Мы не были на ты из-за странного колумбийского обычая тыкать друг другу с первого приветствия и переходить на вы, только когда достигнуто наибольшее доверие, как между супругами.
Он вытащил книги и бумаги из сломанного чемоданчика и положил их на письменный стол, слушая при этом с ненасытным любопытством мой рассказ о путешествии и пытаясь ощутить то эмоциональное волнение, которое я старался передать. В конце, обобщая весь рассказ, я не смог избежать несчастья произнести необратимую фразу, которую я не способен объяснить.
– Это самое великое, что происходило со мной в жизни, – сказал я ему.
– Хорошо, что не последнее, – сказал Альфонсо.
Но он так не думал, потому что сам, как и я, не знал никакой рациональной меры в любых идеях. Тем не менее он спокойно выслушал меня, дав мне понять, что, возможно, мои эмоции от путешествия его не потрясли так, как я ожидал, но, без сомнения, заинтриговали. Со следующего же дня он начал задавать всякого рода вопросы, случайные, но блестящие, о ходе моего романа, и достаточно было одного его жеста, чтобы я задумался, что что-то надо исправить.
Пока мы разговаривали, он собрал мои бумаги, чтобы освободить стол, потому что Альфонсо должен был написать этим утром первую редакционную заметку «Хроники». Но в этот день пришло радостное для меня известие, что первый номер, подготовленный для следующей недели, откладывался в пятнадцатый раз по причине задержки в поставке бумаги. Если повезет, сказал Альфонсо, мы выйдем через три недели.

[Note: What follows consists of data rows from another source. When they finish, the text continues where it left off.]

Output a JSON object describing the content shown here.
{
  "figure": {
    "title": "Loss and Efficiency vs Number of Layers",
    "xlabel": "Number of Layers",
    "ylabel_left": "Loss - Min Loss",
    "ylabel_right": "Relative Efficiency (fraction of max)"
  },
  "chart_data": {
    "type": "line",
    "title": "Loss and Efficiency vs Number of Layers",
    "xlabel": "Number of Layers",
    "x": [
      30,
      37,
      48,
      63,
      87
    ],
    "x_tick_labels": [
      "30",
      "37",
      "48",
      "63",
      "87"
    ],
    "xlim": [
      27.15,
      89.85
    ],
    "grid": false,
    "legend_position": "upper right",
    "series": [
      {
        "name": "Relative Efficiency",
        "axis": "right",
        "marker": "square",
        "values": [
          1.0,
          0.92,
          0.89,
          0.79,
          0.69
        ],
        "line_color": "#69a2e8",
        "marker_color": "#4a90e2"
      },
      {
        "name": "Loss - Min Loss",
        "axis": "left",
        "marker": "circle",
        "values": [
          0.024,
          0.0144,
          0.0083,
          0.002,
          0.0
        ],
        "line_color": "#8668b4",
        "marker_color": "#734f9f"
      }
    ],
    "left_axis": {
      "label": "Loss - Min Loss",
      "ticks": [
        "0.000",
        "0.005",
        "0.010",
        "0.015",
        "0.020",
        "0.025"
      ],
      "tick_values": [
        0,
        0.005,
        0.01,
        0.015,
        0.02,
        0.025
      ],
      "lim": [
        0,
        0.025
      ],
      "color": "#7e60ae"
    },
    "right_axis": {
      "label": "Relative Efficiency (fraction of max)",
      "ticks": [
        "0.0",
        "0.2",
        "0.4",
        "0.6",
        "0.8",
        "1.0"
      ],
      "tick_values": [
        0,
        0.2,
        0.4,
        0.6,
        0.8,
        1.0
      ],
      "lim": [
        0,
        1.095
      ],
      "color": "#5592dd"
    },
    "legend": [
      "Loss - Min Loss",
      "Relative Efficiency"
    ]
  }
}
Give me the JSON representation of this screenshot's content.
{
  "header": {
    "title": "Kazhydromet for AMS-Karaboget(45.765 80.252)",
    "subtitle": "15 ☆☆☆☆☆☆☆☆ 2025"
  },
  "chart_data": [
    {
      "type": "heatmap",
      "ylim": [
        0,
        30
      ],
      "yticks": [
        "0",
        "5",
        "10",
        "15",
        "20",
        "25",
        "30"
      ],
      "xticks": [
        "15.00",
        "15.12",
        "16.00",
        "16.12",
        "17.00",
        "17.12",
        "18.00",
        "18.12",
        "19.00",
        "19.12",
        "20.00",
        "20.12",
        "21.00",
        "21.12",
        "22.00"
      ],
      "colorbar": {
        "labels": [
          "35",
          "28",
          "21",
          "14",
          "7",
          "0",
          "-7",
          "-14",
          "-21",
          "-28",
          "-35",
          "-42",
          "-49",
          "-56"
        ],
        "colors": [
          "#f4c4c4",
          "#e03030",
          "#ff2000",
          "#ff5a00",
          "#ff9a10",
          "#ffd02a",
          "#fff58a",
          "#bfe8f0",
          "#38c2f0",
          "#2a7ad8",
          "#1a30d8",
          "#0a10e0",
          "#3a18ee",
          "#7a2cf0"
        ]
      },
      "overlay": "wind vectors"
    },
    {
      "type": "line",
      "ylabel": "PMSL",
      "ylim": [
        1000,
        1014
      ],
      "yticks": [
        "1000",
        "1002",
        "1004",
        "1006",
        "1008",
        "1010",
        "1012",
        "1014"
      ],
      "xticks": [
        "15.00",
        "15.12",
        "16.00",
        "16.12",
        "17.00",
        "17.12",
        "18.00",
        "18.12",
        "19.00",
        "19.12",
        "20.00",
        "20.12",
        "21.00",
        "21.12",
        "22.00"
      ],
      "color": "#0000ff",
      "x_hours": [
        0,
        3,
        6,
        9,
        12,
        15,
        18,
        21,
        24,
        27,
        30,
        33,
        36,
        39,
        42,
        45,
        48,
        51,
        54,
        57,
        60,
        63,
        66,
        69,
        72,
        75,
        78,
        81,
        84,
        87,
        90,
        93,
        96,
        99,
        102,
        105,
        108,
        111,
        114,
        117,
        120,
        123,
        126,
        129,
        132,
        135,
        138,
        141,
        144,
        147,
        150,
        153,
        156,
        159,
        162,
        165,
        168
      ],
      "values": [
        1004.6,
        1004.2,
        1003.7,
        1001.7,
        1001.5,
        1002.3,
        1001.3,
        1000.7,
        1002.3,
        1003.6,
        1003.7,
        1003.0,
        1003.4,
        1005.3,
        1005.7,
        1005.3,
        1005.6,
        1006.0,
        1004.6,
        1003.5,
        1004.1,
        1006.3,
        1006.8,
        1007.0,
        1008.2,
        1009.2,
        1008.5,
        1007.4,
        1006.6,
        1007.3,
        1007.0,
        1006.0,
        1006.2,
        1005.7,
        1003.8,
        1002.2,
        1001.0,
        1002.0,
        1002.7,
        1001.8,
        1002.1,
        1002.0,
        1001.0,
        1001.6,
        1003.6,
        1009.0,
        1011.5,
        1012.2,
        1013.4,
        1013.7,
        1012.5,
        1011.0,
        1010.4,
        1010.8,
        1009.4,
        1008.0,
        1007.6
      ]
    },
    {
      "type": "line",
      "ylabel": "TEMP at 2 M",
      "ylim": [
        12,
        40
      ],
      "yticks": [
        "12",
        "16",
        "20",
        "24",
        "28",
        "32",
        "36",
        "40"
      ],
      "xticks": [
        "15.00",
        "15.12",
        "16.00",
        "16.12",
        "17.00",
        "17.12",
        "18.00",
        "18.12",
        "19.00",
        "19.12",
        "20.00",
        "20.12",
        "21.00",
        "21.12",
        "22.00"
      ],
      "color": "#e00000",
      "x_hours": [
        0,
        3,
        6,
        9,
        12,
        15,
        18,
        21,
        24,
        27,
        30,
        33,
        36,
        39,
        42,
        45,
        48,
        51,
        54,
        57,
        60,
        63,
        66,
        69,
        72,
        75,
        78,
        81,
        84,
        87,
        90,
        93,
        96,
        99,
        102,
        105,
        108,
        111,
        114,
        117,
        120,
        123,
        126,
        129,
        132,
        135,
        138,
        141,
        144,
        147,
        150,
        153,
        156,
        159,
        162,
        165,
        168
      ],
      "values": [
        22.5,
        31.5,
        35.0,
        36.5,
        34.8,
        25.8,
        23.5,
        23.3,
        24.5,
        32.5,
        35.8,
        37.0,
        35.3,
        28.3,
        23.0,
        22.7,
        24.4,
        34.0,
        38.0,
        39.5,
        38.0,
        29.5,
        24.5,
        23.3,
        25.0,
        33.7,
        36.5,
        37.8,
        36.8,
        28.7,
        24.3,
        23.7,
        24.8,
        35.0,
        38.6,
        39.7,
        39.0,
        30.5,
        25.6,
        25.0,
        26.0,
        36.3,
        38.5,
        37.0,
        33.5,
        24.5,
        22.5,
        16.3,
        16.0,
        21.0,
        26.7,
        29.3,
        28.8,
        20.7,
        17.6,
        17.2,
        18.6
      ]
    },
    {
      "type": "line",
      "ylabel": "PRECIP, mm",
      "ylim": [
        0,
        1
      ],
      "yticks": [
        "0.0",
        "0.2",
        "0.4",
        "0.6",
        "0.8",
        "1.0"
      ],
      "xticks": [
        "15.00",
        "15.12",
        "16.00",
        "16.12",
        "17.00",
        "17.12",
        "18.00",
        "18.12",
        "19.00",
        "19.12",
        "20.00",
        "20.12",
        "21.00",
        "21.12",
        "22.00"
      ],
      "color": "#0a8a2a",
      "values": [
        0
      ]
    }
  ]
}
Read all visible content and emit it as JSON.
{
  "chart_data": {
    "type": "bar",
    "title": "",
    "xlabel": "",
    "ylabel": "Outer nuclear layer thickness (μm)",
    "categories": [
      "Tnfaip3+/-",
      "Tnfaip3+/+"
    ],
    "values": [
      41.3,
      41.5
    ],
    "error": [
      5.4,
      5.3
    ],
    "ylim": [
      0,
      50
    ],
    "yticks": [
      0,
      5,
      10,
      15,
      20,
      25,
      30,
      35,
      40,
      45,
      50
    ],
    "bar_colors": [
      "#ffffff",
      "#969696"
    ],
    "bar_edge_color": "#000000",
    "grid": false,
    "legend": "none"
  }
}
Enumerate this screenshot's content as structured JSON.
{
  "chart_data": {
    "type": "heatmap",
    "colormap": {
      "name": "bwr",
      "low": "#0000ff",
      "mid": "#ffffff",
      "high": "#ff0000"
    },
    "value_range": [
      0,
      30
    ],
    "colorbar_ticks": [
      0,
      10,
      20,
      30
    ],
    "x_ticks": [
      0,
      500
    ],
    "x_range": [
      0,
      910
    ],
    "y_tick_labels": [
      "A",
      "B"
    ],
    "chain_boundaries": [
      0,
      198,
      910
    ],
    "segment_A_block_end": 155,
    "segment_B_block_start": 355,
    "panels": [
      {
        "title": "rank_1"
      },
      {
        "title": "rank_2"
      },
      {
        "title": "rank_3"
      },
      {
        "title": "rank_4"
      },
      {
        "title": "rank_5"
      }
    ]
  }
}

Я подумал, что такого спасительного срока мне достанет, чтобы закончить начало книги, так как я еще был слишком зеленый, чтобы осознать, что романы начинаются не так, как кому-то вздумается, а по своей воле. Так, шесть месяцев спустя, когда я считал, что я на финишной прямой, понадобилось глубоко переделать первые десять страниц, чтобы читатель в них поверил, но до сих пор они не кажутся мне совершенными. Этот срок должен был быть также облегчением для Альфонсо, потому что вместо того, чтобы жалеть об этом, он скинул жакет и сел за стол, чтобы править последнее издание словаря Королевской Академии, которое пришло нам в эти дни. Это было его любимое занятие с тех пор, как он нашел случайную ошибку в английском словаре и отправил задокументированное исправление его издателям в Лондоне, без иного вознаграждения, кроме хлесткости стиля отправленного письма: «В конце концов, Англия должна быть признательна нам, колумбийцам». Издатели ответили ему очень любезным письмом, в котором признавали свою ошибку и просили его о сотрудничестве с ними. Так и было в течение нескольких лет, и не только с другими опечатками в том же словаре, но и в других на разных языках. К тому времени, когда связь с издателями прервалась, он приобрел уже порок буквоеда и отшельника. Он исправлял словари на испанском, английском или французском, и у него было чем заняться в приемной или в ожидании автобуса, или в любой из жизненных очередей; он убивал время, охотясь на ляпсусы в чащобах языков.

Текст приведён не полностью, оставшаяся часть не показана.